Are we ready for the euro area?

Published: 14/3/2019
Are we ready for the euro area?

Davor Kunovac, Karlo Kotarac and Milan Deskar-Škrbić

The paper "Third Round of Euro Area Enlargement: Are the Candidates Ready?" by Milan Deskar-Škrbić, Karlo Kotarac and Davor Kunovac from the CNB's Modelling Department was presented at the 29th Economic Workshop of the Croatian National Bank held on 13 March.

The first round of enlargement was completed by the adoption of the euro in the first eleven countries in 1999 and by Greece joining the euro area in 2001. The second round began by Slovenia entering the euro area in 2007 as the first new EU member state to adopt the euro, and ended by euro adoption in Lithuania in 2015. Recently, the twentieth anniversary of euro adoption saw intense discussion on a potential third round of enlargement after Bulgaria, Croatia and Romania expressed formal interest in joining the ERM II (European Exchange Rate Mechanism) and the euro area in the near future. Croatia adopted the Strategy for the Adoption of the Euro in the Republic of Croatia in 2017, Bulgaria submitted its letter on ERM II participation in 2018, while Romanian officials set 2024 as the target year for entering the euro area and established a committee for changeover to the euro whose tasks are to perform due diligence and prepare a euro adoption strategy.

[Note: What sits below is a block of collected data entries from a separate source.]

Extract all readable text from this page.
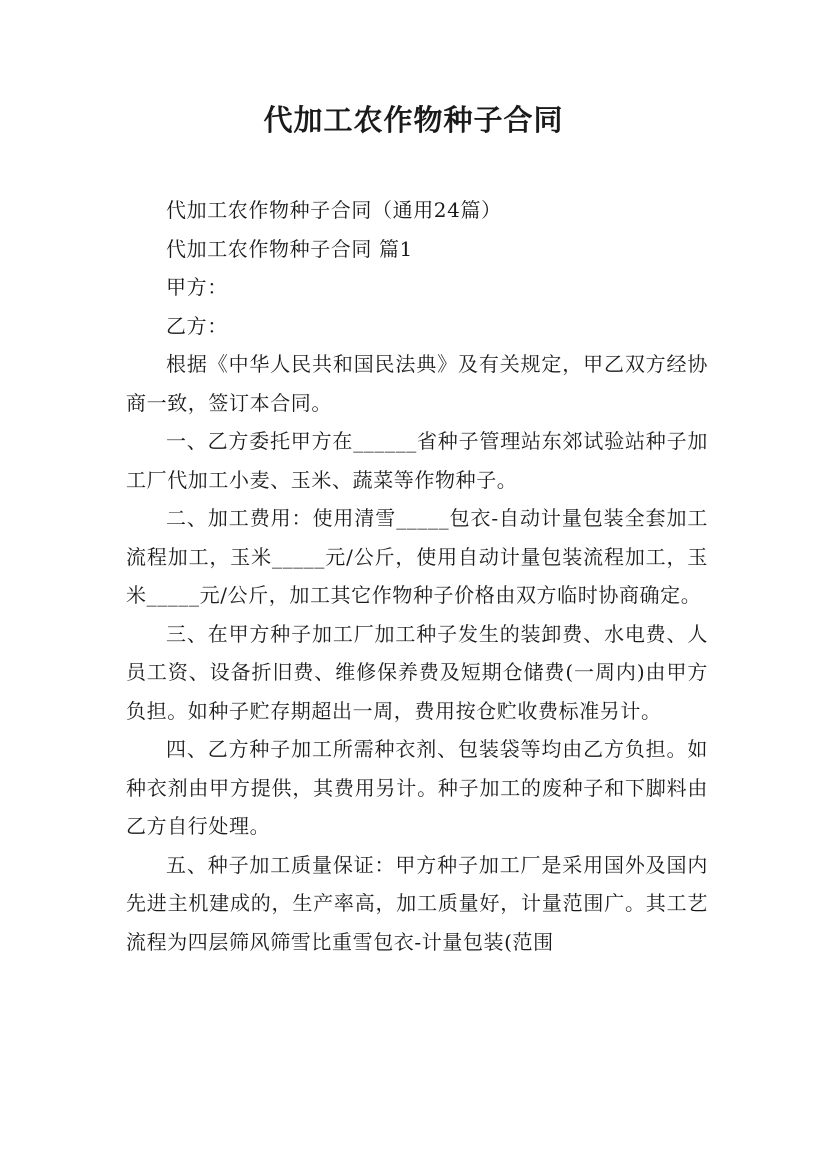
代加工农作物种子合同

代加工农作物种子合同（通用24篇）

代加工农作物种子合同 篇1

甲方：

乙方：

根据《中华人民共和国民法典》及有关规定，甲乙双方经协商一致，签订本合同。

一、乙方委托甲方在______省种子管理站东郊试验站种子加工厂代加工小麦、玉米、蔬菜等作物种子。

二、加工费用：使用清雪_____包衣-自动计量包装全套加工流程加工，玉米_____元/公斤，使用自动计量包装流程加工，玉米_____元/公斤，加工其它作物种子价格由双方临时协商确定。

三、在甲方种子加工厂加工种子发生的装卸费、水电费、人员工资、设备折旧费、维修保养费及短期仓储费(一周内)由甲方负担。如种子贮存期超出一周，费用按仓贮收费标准另计。

四、乙方种子加工所需种衣剂、包装袋等均由乙方负担。如种衣剂由甲方提供，其费用另计。种子加工的废种子和下脚料由乙方自行处理。

五、种子加工质量保证：甲方种子加工厂是采用国外及国内先进主机建成的，生产率高，加工质量好，计量范围广。其工艺流程为四层筛风筛雪比重雪包衣-计量包装(范围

In addition to interest in euro area membership, the research was further motivated by the fact that these three countries have different monetary and exchange rate regimes (Bulgaria maintains a currency board arrangement, Croatia pursues a managed floating exchange rate policy, while Romania, according to IMF classification, pursues an inflation targeting and floating exchange rate policy).

According to the optimal currency area theory (OCA), the cost of abandoning an independent countercyclical monetary policy should not be pronounced where economic developments in countries joining the currency area are predominantly determined by common shocks, where economic shocks are coherent and where reactions of key macroeconomic variables to monetary policy shocks in candidate countries and the euro area are similar.

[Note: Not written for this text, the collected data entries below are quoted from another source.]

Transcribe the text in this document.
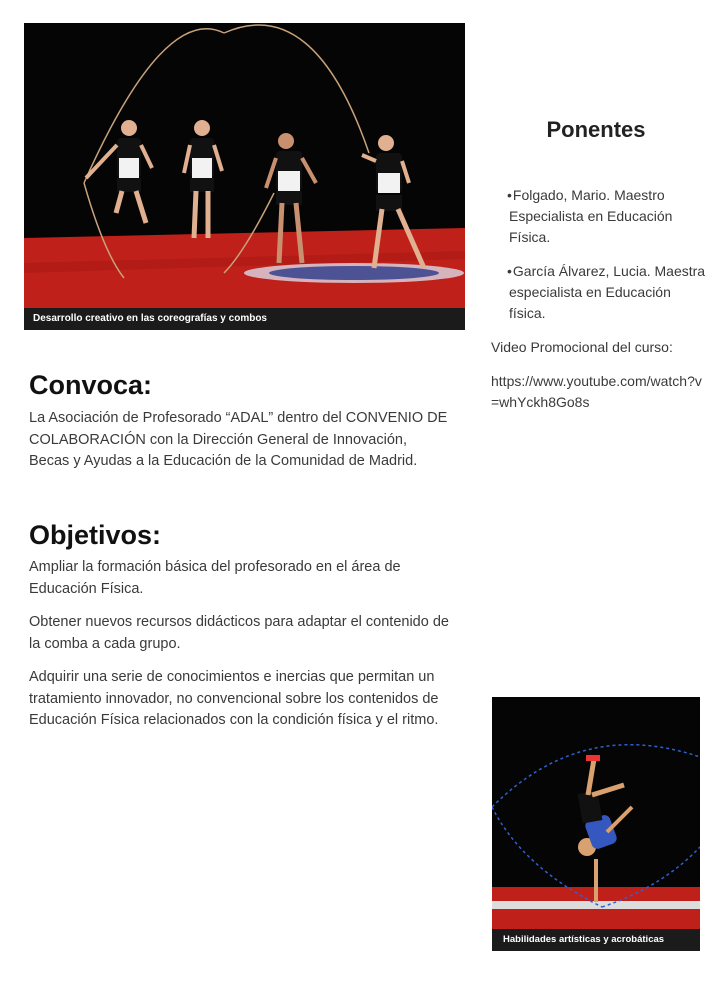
Desarrollo creativo en las coreografías y combos
Ponentes

•Folgado, Mario. Maestro Especialista en Educación Física.

•García Álvarez, Lucia. Maestra especialista en Educación física.

Video Promocional del curso:

https://www.youtube.com/watch?v=whYckh8Go8s

Convoca:

La Asociación de Profesorado “ADAL” dentro del CONVENIO DE COLABORACIÓN con la Dirección General de Innovación, Becas y Ayudas a la Educación de la Comunidad de Madrid.

Objetivos:

Ampliar la formación básica del profesorado en el área de Educación Física.

Obtener nuevos recursos didácticos para adaptar el contenido de la comba a cada grupo.

Adquirir una serie de conocimientos e inercias que permitan un tratamiento innovador, no convencional sobre los contenidos de Educación Física relacionados con la condición física y el ritmo.

Habilidades artísticas y acrobáticas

The aim of the paper is to explore to what extent common shocks to which the European Central Bank (ECB) reacts (euro area shocks and global shocks) contribute to GDP and inflation developments in Bulgaria, Croatia and Romania, to what extent the contributions of these shocks are similar to contributions in the euro area and what is the level of similarity between the effects of ECB monetary policy shocks in these countries and the euro area, Milan Deskar-Škrbić noted.

Research results, based on a new empirical approach, show that common shocks are the dominant determinants of GDP and inflation developments in Bulgaria and Croatia (75%) and Romania (65%), that the contributions of common shocks in these countries are pronounced and similar to contributions in the euro area and that ECB policy has a similar effect on GDP and inflation in these three countries and in the euro area. Hence, costs of accession to the euro area should not be pronounced, at least not from the aspect of a common countercyclical monetary policy. This holds true for Romania as well, even though it has a higher degree of flexibility in relation to its monetary policy than the other two countries, whose currencies are more closely pegged to the euro, the authors concluded.